The play, however, is a disaster, thanks mostly to the last minute hire of method actor Mike Shiner (Edward Norton). Shiner breaks character on stage and throws a tantrum when he finds out the bourbon he’s drinking has been swapped with iced tea. During the final scene of a preview, he finds himself aroused and tries to screw his co-actress, on stage. “It’ll be real,” Shiner repeats incredulously. They happen to be an offstage couple, but that’s no excuse.

On top of this, Riggan battles not only a New York Times critic with a vendetta against stars, but also his own failing psyche, as an inner monologue from Birdman keeps jabbering at him to give up and retreat to Hollywood. He also displays superpowers such as flight and telekinesis. Whether these are real or illusions is left ambiguous. All of this, in one single take.

Well, not exactly. To film Birdman, Iñarritu poached the great cinematographer Emmanuel Lubezki, master of the long take and a frequent collaborator of Terrence Malick and Alfonso Cuarón. He and Cuarón both won Oscars last year for Gravity, which, unlike Birdman, is a good film. Most of Lubezki’s work here–which I blame on the director’s lack of creativity–involves claustrophobic tracking shots of the theater and its inhabitants, and the occasional look at the New York City streets. It’s designed to look like a single, unbroken take.

I would be fine with this approach if it amounted to something a little more interesting. The one-take approach was actually achieved a decade ago by Alexander Sokurov in Russian Ark, a history of Russia told with a time traveling tour through the Hermitage in St. Petersburg. It’s a flawed film, but I’d rather watch a camera stroll through a palatial art museum than a run-down theater.

Now back to the point of vapidity. That Michael Keaton–whom I do not mean to disrespect–is playing a version of himself is so incredibly obvious, they might as well just have used his name instead of a character. It’s the hook of the film: washed-out actor who used to be Batman plays washed-out actor who used to be (stock superhero name that starts with B.)

This is a dark comedy, but the film’s sense of portentous jadedness means none of its jokes land. Most of them are bait and switches wherein a white lie is either uncovered or told to either denigrate a character or make them feel better.
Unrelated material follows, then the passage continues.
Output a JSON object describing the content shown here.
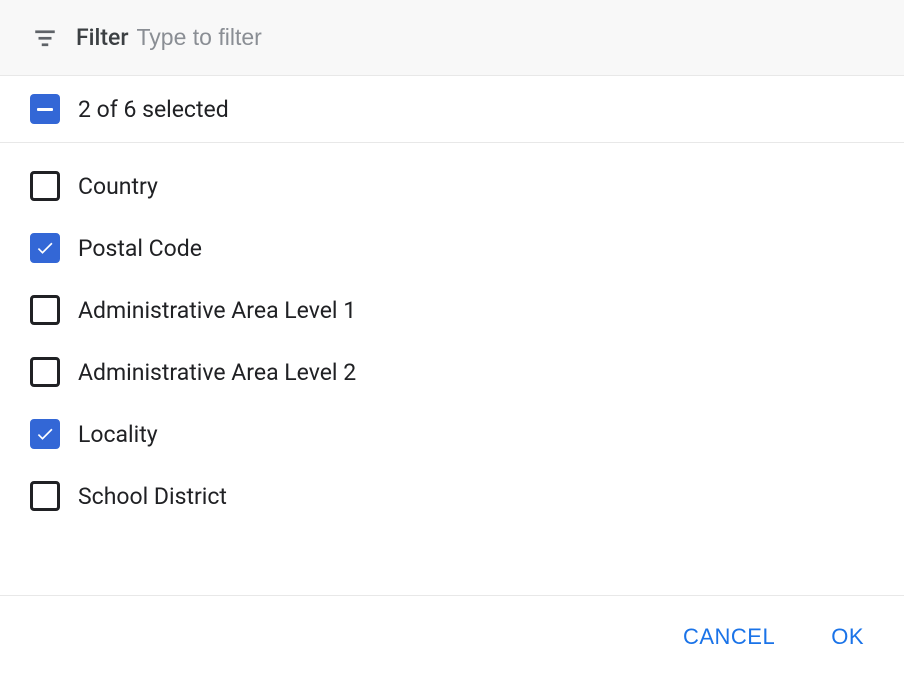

One of these occurs when Jake, the play’s producer, tells Riggan that Martin Scorsese is in the audience. When asked if he really is by another actor, he replies “Yeah, and the pope too.” Zach Galifianakis delivers that line. Left on his own, he is a very funny man. Saddled by Iñarritu’s inane script, he becomes another instrument of mediocrity in a movie full of them.

Every actor in the film operates on the same note, making cutting remarks until they lose it and deliver a “defining” moment where they chew the scenery until their teeth fall out. Emma Stone has one as Sam, Riggan’s distant, dispassionate daughter and assistant. She castigates her father for putting on such a pointless vanity project of a play. Everywhere else, she’s pretty good. I found myself empathizing with her aloofness. Then Iñarritu has her shack up with Method Mike and we’re back to square one.
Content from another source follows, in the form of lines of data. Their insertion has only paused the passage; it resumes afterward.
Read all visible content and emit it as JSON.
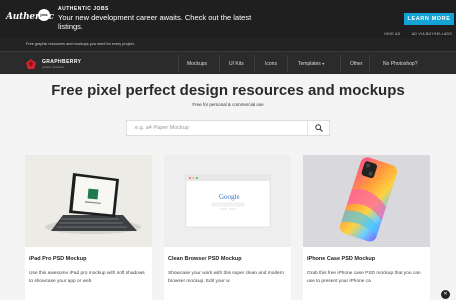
{
  "ad": {
    "logo_text": "Authentic",
    "badge_text": "jobs",
    "title": "AUTHENTIC JOBS",
    "text": "Your new development career awaits. Check out the latest listings.",
    "cta_label": "LEARN MORE",
    "links": [
      "HIDE AD",
      "AD VIA BUYSELLADS"
    ]
  },
  "tagline": "Free graphic resources and mockups you need for every project.",
  "nav": {
    "brand": "GRAPHBERRY",
    "brand_sub": "graphic resources",
    "items": [
      "Mockups",
      "UI Kits",
      "Icons",
      "Templates",
      "Other",
      "No Photoshop?"
    ]
  },
  "hero": {
    "title": "Free pixel perfect design resources and mockups",
    "subtitle": "Free for personal & commercial use"
  },
  "search": {
    "placeholder": "e.g. a4 Paper Mockup"
  },
  "cards": [
    {
      "title": "iPad Pro PSD Mockup",
      "desc": "Use this awesome iPad pro mockup with soft shadows to showcase your app or web"
    },
    {
      "title": "Clean Browser PSD Mockup",
      "desc": "Showcase your work with this super clean and modern browser mockup. Edit your w"
    },
    {
      "title": "iPhone Case PSD Mockup",
      "desc": "Grab this free iPhone case PSD mockup that you can use to present your iPhone ca"
    }
  ],
  "browser_logo": "Google",
  "colors": {
    "accent": "#14a3d6",
    "brand_red": "#d9232e",
    "nav_bg": "#2b2b2b"
  },
  "icons": [
    "search-icon",
    "close-icon",
    "chevron-down-icon"
  ]
}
The film ends with Riggan doing something drastic on stage that inadvertently secures his place among the press and fans as a true artist. It’s actually a fairly meaningless act of violence misinterpreted by the crowd, but in Iñarritu’s world, that’s adequate enough. Thankfully, we don’t live in his world, and can rest easy knowing that both Riggan’s play and Iñarritu’s film suck.